Laurence Parisot a toutefois jugé "normal, archi-normal, que des dirigeants de très grandes entreprises soient très bien payés, sinon ces talents-là nous ne les gardons pas dans notre pays".
En 2007, 77% des principaux dirigeants d'entreprises françaises ont vu leur rémunération bondir de 40%, notamment grâce à une envolée de leurs bonus, faisant d'eux les patrons les mieux payés d'Europe, selon une étude de Hay Group, publiée par La Tribune.

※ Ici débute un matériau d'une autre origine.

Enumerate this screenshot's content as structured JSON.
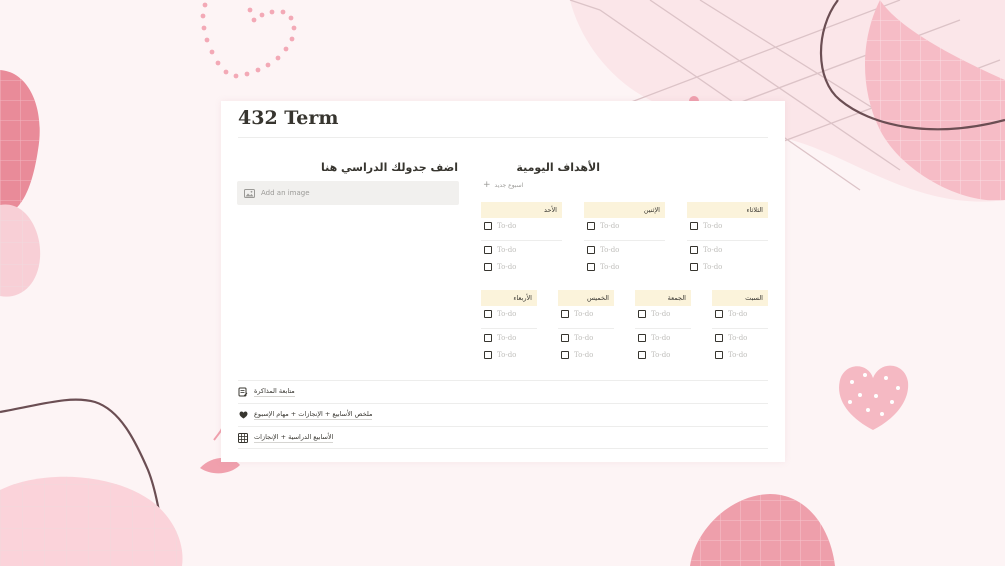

Interrogée pour savoir si elle jugeait excessive une telle hausse, la responsable patronale a fait valoir que ce chiffre tenait compte "des stock options détenues par les dirigeants". "C'est pour l'essentiel virtuel, or depuis le moment où l'étude a été faite et aujourd'hui, la Bourse a perdu 20%", a-t-elle ajouté.

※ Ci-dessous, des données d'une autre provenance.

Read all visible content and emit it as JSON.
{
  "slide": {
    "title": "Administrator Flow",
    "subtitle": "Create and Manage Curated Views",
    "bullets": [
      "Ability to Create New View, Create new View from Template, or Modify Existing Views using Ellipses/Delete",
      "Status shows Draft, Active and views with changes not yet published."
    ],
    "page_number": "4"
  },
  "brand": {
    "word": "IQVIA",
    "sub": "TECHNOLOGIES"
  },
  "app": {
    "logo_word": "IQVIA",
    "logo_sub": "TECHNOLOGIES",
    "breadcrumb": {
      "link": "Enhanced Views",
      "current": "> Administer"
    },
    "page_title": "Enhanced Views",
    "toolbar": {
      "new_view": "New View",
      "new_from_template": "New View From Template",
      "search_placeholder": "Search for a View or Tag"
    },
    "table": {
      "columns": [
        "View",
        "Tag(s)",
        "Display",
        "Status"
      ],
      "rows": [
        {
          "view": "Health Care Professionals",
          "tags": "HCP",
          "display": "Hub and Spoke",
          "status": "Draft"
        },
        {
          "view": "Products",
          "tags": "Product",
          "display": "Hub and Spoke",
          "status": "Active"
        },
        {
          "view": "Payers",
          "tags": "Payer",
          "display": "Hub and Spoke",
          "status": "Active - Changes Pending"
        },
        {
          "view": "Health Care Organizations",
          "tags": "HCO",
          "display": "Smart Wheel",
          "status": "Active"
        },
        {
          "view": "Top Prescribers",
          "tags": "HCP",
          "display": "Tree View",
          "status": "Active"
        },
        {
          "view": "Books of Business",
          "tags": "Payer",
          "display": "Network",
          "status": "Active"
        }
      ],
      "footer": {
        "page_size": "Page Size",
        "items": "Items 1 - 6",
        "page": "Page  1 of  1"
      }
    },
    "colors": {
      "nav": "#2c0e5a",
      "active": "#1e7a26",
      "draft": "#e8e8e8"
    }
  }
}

"L'enjeu, c'est que tous les salariés aient accès à des rémunérations variables liées aux résultats des entreprises", a estimé Mme Parisot, proposant d'"approfondir l'hypothèse" avancée par l'association Croissance Plus, qui consiste à étendre les stock options à tous les salariés des entreprises cotées.
"Dans les jours qui viennent, le Medef va proposer d'améliorer les mécanismes d'intéressement, y compris pour les très petites entreprises", a aussi indiqué Mme Parisot.
"Nos propositions auront pour but de simplifier les mécanismes, et d'encourager l'accès à l'intéressement pour toutes les entreprises", a précisé Mme Parisot sur la chaîne LCI, qui l'a également interrogée mardi.
"Pour cela nous allons engager un tour de France sur l'intéressement pour sensibiliser les managers des petites et moyennes entreprises à l'utilité de cet outil", a-t-elle ajouté.
Il faudrait "qu'une partie puisse être touchée directement et qu'une partie soit réservée à l'épargne de long terme", a-t-elle estimé, jugeant que "la participation, c'est bien, mais ce n'est pas l'avenir".